また、損害賠償の範囲を明確にするほか、損害賠償金額の上限も決めておくとフリーランス側の損失を軽減できます。
実害を抑える為に、契約時には損害賠償金額の上限についても取り決めしておくいいです。
クライアントと契約をする時は、業務委託契約書の内容が対等であることを確認してからサインをしましょう。
フリーランスに不利な内容で契約締結をした場合、その後の変更は困難です。
不利な契約をすると業務を完遂できず損賠賠償のリスクを高めます。
納期が現実的でない、不要な文言が含まれている、必要な条件が入っていないなど契約内容が対等でない時は企業に変更してもらいましょう。
下請法とは、独占禁止法の特別法として1956年に制定された法律です。
正式には「下請代金支払遅延等防止法」といいます。
下請法は、フリーランスが労働において親事業者(クライアント)から不当な扱いを受けないための心強い法律です。
下請法の対象となる取り引きには、「サービス提供委託」「製造委託」「修理委託」「情報成果物作成委託」があり、フリーランスエンジニアやデザイナー、ライターなどは「情報成果物作成委託」に該当します。
資本金が1000万円を超えている親事業者(クライアント)が、フリーランスへシステム開発、デザイン制作、ライティングなどの仕事を委託した際、下請法によってフリーランスは保護されます。
下請法が適用されると親事業者(クライアント)は、下請事業者(フリーランス・個人事業主)に対して以下4つの義務が課されます。
・発注内容を記載した書面の交付義務
親事業者は業務を発注する際、下請事業者(フリーランス・個人事業主)に発注業務の内容を明記した書面を交付する義務があります。
書面には親事業者名、下請事業者名、業務委託の日付、成果物の納期、支払期日、支払方法など詳細に記載しないといけません。
・納品日から60日以内に報酬を支払う義務
親事業者は報酬の支払期日を、下請事業者(フリーランス・個人事業主)と合意したうえで決める必要あります。
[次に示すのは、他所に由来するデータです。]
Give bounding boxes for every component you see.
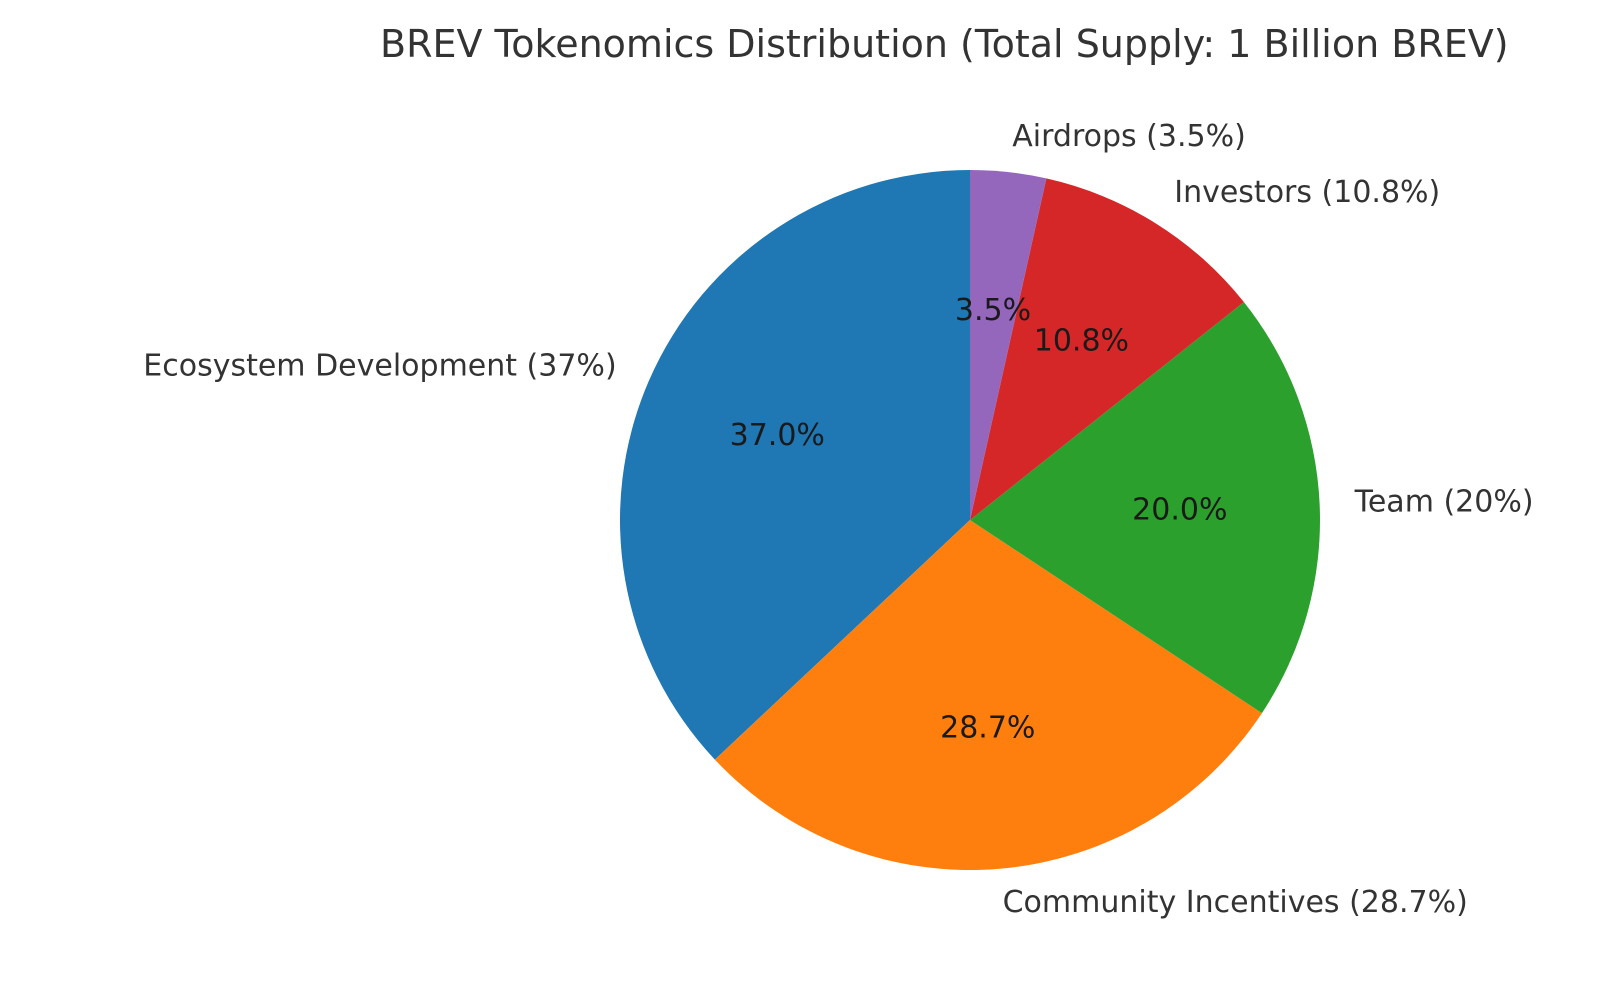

また支払い期日は、下請け業者が成果物を親事業者へ納品した日から60日以内の間で定めなければいけません。
・取り引き内容を書類に記録しておく義務
親事業者は下請事業者(フリーランス・個人事業主)との取り引き内容を記録した書類を作成し、2年間保管しなければいけません。
取り引き内容には、納品後の変更内容・理由、報酬の支払いを遅延・延滞した際の利息額・支払い日など記載内容は細かく定められています。
・遅延利息の支払い義務
親事業者が成果物の納品後60日以内に下請事業者(フリーランス・個人事業主)へ報酬を支払わなかった場合、成果物が納品された日から、実際に支払いが完了した日までの日数に応じ、年率14.6%の遅延利息を報酬とは別に支払う義務があります。
下請法はフリーランスを守るための法律なので覚えておくようにしましょう。
フリーランスが損害賠償請求をされるケースや、フリーランスを守る為の損賠賠償保険などについて解説してきましたが、いかがでしたでしょうか?
フリーランスの仕事で最も大きな問題といえるのが業務中の事故などによる損害賠償です。
多額の損害賠償金を請求されて廃業となる状況に陥る可能性もあります。
対策としては、FREENANCE(フリーナンス)やフリーランス協会のフリーランス向け損害保険に加入しておくことです。また、業務委託契約書の内容に不備がないか細かくチェックしてください。
フリーランスとして、万が一の事故・トラブルを想定して業務を遂行していきましょう。